To fund or distribute public spending.

With its own cryptocurrency, a government would be able to directly send govtcoin to a welfare recipient’s crypto address rather than having to send them a voucher or deposit into their bank account. Take the U.S. public program SNAP, commonly known as food stamps. When applying for food stamps, an applicant may be required to bring the following items to their personal interview: proof of income, documentation of federal benefits like Social Security, documentation of rent or mortgage payments, document of medical expenses, documentation of day care or child support payments, and bank statements.

Notice a trend? That’s a lot of different kinds of financial documentation. If all the related transactions were logged on a cryptodollar blockchain, then it would be significantly easier to see what someone’s financial situation is. As such, administering vast governmental programs like SNAP, which provides assistance to tens of millions of people in the U.S., could be much more efficient.

Government incentives to create a state-backed cryptocurrency run the gamut, from making it easier to run a complex top-down government–criminal enterprise to providing assistance to citizens in needs more efficiently.
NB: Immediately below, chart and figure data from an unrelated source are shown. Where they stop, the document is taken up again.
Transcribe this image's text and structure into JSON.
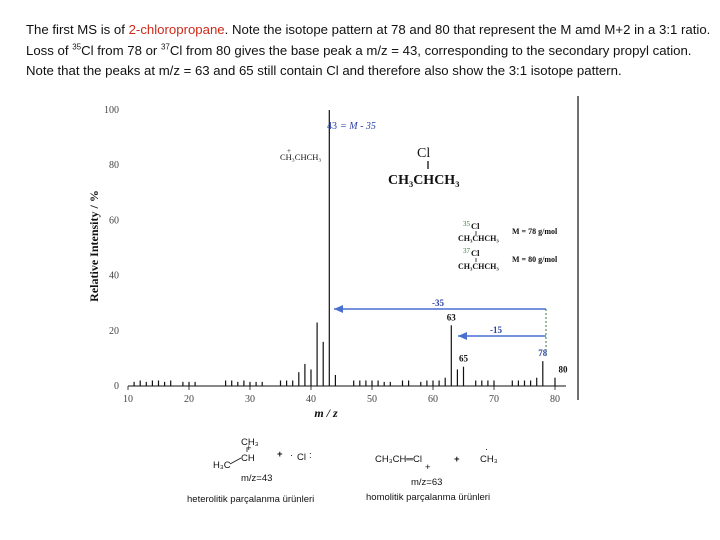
{
  "intro": {
    "part1": "The first MS is of ",
    "compound": "2-chloropropane",
    "part2": ". Note the isotope pattern at 78 and 80 that represent the M amd M+2 in a 3:1 ratio. Loss of ",
    "iso35": "35",
    "part3": "Cl from 78 or ",
    "iso37": "37",
    "part4": "Cl from 80 gives the base peak a m/z = 43, corresponding to the secondary propyl cation. Note that the peaks at m/z = 63 and 65 still contain Cl and therefore also show the 3:1 isotope pattern."
  },
  "colors": {
    "accent_red": "#cc2a1a",
    "annot_blue": "#2a3fa8",
    "annot_green": "#2e7d32",
    "bars": "#111111"
  },
  "chart_data": {
    "type": "bar",
    "xlabel": "m / z",
    "ylabel": "Relative Intensity / %",
    "xlim": [
      10,
      82
    ],
    "ylim": [
      0,
      100
    ],
    "x_ticks": [
      10,
      20,
      30,
      40,
      50,
      60,
      70,
      80
    ],
    "y_ticks": [
      0,
      20,
      40,
      60,
      80,
      100
    ],
    "x_tick_labels": [
      "10",
      "20",
      "30",
      "40",
      "50",
      "60",
      "70",
      "80"
    ],
    "y_tick_labels": [
      "0",
      "20",
      "40",
      "60",
      "80",
      "100"
    ],
    "peaks": [
      {
        "mz": 11,
        "i": 1.5
      },
      {
        "mz": 12,
        "i": 2
      },
      {
        "mz": 13,
        "i": 1.5
      },
      {
        "mz": 14,
        "i": 2
      },
      {
        "mz": 15,
        "i": 2
      },
      {
        "mz": 16,
        "i": 1.5
      },
      {
        "mz": 17,
        "i": 2
      },
      {
        "mz": 19,
        "i": 1.5
      },
      {
        "mz": 20,
        "i": 1.5
      },
      {
        "mz": 21,
        "i": 1.5
      },
      {
        "mz": 26,
        "i": 2
      },
      {
        "mz": 27,
        "i": 2
      },
      {
        "mz": 28,
        "i": 1.5
      },
      {
        "mz": 29,
        "i": 2
      },
      {
        "mz": 30,
        "i": 1.5
      },
      {
        "mz": 31,
        "i": 1.5
      },
      {
        "mz": 32,
        "i": 1.5
      },
      {
        "mz": 35,
        "i": 2
      },
      {
        "mz": 36,
        "i": 2
      },
      {
        "mz": 37,
        "i": 2
      },
      {
        "mz": 38,
        "i": 5
      },
      {
        "mz": 39,
        "i": 8
      },
      {
        "mz": 40,
        "i": 6
      },
      {
        "mz": 41,
        "i": 23
      },
      {
        "mz": 42,
        "i": 16
      },
      {
        "mz": 43,
        "i": 100
      },
      {
        "mz": 44,
        "i": 4
      },
      {
        "mz": 47,
        "i": 2
      },
      {
        "mz": 48,
        "i": 2
      },
      {
        "mz": 49,
        "i": 2
      },
      {
        "mz": 50,
        "i": 2
      },
      {
        "mz": 51,
        "i": 2
      },
      {
        "mz": 52,
        "i": 1.5
      },
      {
        "mz": 53,
        "i": 1.5
      },
      {
        "mz": 55,
        "i": 2
      },
      {
        "mz": 56,
        "i": 2
      },
      {
        "mz": 58,
        "i": 1.5
      },
      {
        "mz": 59,
        "i": 2
      },
      {
        "mz": 60,
        "i": 2
      },
      {
        "mz": 61,
        "i": 2
      },
      {
        "mz": 62,
        "i": 3
      },
      {
        "mz": 63,
        "i": 22
      },
      {
        "mz": 64,
        "i": 6
      },
      {
        "mz": 65,
        "i": 7
      },
      {
        "mz": 67,
        "i": 2
      },
      {
        "mz": 68,
        "i": 2
      },
      {
        "mz": 69,
        "i": 2
      },
      {
        "mz": 70,
        "i": 2
      },
      {
        "mz": 73,
        "i": 2
      },
      {
        "mz": 74,
        "i": 2
      },
      {
        "mz": 75,
        "i": 2
      },
      {
        "mz": 76,
        "i": 2
      },
      {
        "mz": 77,
        "i": 3
      },
      {
        "mz": 78,
        "i": 9
      },
      {
        "mz": 80,
        "i": 3
      }
    ],
    "peak_labels": [
      {
        "text": "63",
        "mz": 63
      },
      {
        "text": "65",
        "mz": 65
      },
      {
        "text": "78",
        "mz": 78
      },
      {
        "text": "80",
        "mz": 80
      }
    ],
    "annotations": {
      "base_peak": {
        "mass": "43",
        "label": "= M - 35"
      },
      "cation": "CH₃CHCH₃",
      "structure_cl": "Cl",
      "structure_chain": "CH₃CHCH₃",
      "iso35_formula": "CH₃CHCH₃",
      "iso35_mass": "M = 78 g/mol",
      "iso37_formula": "CH₃CHCH₃",
      "iso37_mass": "M = 80 g/mol",
      "loss_35": "-35",
      "loss_15": "-15"
    },
    "legend": "none",
    "grid": false
  },
  "bottom": {
    "ch3": "CH₃",
    "ch": "CH",
    "h3c": "H₃C",
    "plus1": "+",
    "cl_radical": "Cl",
    "mz43": "m/z=43",
    "heterolytic": "heterolitik parçalanma ürünleri",
    "vinyl": "CH₃CH═Cl",
    "plus2": "+",
    "ch3_right": "CH₃",
    "mz63": "m/z=63",
    "homolytic": "homolitik parçalanma ürünleri"
  }
}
But perhaps the most powerful incentive will be that governments cannot bear the thought of losing control of their countries’ monetary policies. As private cryptocurrencies continue to increase in adoption and influence, govtcoins will be the ace up governments’ sleeves to ensure they continue to exercise that precious control.

Sunny Dhillon is a founding partner at Signia Ventures, a $100m seed and series A venture capital firm based in the San Francisco Bay Area. He invests in consumer and enterprise startups. He leads the fund's investment strategy in distributed ledger tech.

Special thanks to Signia's Alex Lloyd George for his help on this article.